ACTIVITIES
1. Write the names of five raw materials in your notebook and give an example of a material we
obtain from each and an example of a product made with each material. For example:
Tree trunk →wood →bedside table
2. Classify the following materials into the correct group (animal, plant or mineral): wool, marble,
linen, clay, cork, sand, silk.
3. Name five natural materials and five processed or artificial materials.
4. Copy the following table into your exercise book and match each material to its group:
MATERIAL GROUP
Lycra Stone
Steel Ceramic
Silk Woods
Latex Metals
Brass Plastics
Slate Textiles
Cork
5. Silk is a textile material of natural origin. Do you know where it comes from? Do a search for
informa- tion and write down what animal it comes from and explain how it is produced.
6. What material or materials would you use to make the following objects? A shoe, a partition
wall, a streetlight. What conditions does each one have to meet?
7. What material would you use to build the following objects? Why?
a) Chair: plastic or wood?
b) Earrings: silver or aluminium?
8. Describe in detail the properties of the materials used to make these three everyday objects
that allow them to perform their function: an umbrella, a chair, a frying pan.

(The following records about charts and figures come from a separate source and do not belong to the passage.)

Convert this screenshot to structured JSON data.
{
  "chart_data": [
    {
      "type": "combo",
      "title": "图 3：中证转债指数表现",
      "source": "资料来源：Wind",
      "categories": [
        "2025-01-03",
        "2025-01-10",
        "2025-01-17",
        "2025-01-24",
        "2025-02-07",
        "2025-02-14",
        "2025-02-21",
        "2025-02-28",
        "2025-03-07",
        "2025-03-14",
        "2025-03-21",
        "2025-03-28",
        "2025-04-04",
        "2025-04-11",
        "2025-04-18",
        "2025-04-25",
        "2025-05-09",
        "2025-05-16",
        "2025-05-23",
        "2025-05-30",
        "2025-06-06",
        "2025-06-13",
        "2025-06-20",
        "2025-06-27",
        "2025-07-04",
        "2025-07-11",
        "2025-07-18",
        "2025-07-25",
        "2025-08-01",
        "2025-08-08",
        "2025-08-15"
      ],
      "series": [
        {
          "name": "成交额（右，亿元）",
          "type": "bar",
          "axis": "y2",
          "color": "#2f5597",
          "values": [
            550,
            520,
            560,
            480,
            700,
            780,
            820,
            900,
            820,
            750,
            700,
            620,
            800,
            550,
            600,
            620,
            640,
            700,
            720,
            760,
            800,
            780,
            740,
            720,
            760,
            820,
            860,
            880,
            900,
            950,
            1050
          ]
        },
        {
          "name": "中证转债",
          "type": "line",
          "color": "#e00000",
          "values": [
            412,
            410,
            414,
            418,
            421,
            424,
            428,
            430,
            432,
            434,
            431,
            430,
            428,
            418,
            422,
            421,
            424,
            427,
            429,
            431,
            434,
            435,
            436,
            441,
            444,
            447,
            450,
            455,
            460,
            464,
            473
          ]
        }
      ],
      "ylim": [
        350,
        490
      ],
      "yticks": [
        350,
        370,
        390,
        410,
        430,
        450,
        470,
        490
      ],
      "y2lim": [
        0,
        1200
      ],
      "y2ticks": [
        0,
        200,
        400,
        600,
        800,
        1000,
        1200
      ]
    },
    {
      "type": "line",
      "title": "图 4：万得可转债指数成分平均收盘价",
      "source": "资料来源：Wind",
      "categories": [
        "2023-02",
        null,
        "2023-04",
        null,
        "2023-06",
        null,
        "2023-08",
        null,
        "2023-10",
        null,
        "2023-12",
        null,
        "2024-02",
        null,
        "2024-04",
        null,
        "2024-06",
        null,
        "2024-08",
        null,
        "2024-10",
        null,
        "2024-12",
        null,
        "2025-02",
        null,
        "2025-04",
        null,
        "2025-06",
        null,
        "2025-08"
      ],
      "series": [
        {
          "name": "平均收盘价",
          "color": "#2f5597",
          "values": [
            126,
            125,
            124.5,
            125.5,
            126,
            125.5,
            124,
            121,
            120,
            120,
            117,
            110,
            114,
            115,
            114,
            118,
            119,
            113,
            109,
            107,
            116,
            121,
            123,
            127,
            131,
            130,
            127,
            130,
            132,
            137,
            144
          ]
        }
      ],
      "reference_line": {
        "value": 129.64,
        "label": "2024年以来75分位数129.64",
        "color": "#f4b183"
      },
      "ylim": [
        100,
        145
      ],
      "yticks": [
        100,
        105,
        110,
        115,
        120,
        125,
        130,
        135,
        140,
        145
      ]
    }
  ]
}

9. Draw a chart that includes all the properties we have seen in this section.
10. What type of material would you use to soundproof the music room at your school? Why?
11. What does felling mean? When should a tree be felled?
12. Why do you think it is important to dry wood after sawing and before we use it?
13. What are the differences between a piece of furniture made from softwood and one made
from hardwood? Why?
14. Wood is a sound conductor, but cork, which is a wood derivative, is a sound insulator.
Indicate a use for wood as a sound conductor and a use of cork as a sound insulator.
15. Classify the following elements as natural woods or processed woods: cork, plywood, pine,
ebony, beech, ash, fir, chipboard, cardboard, lime.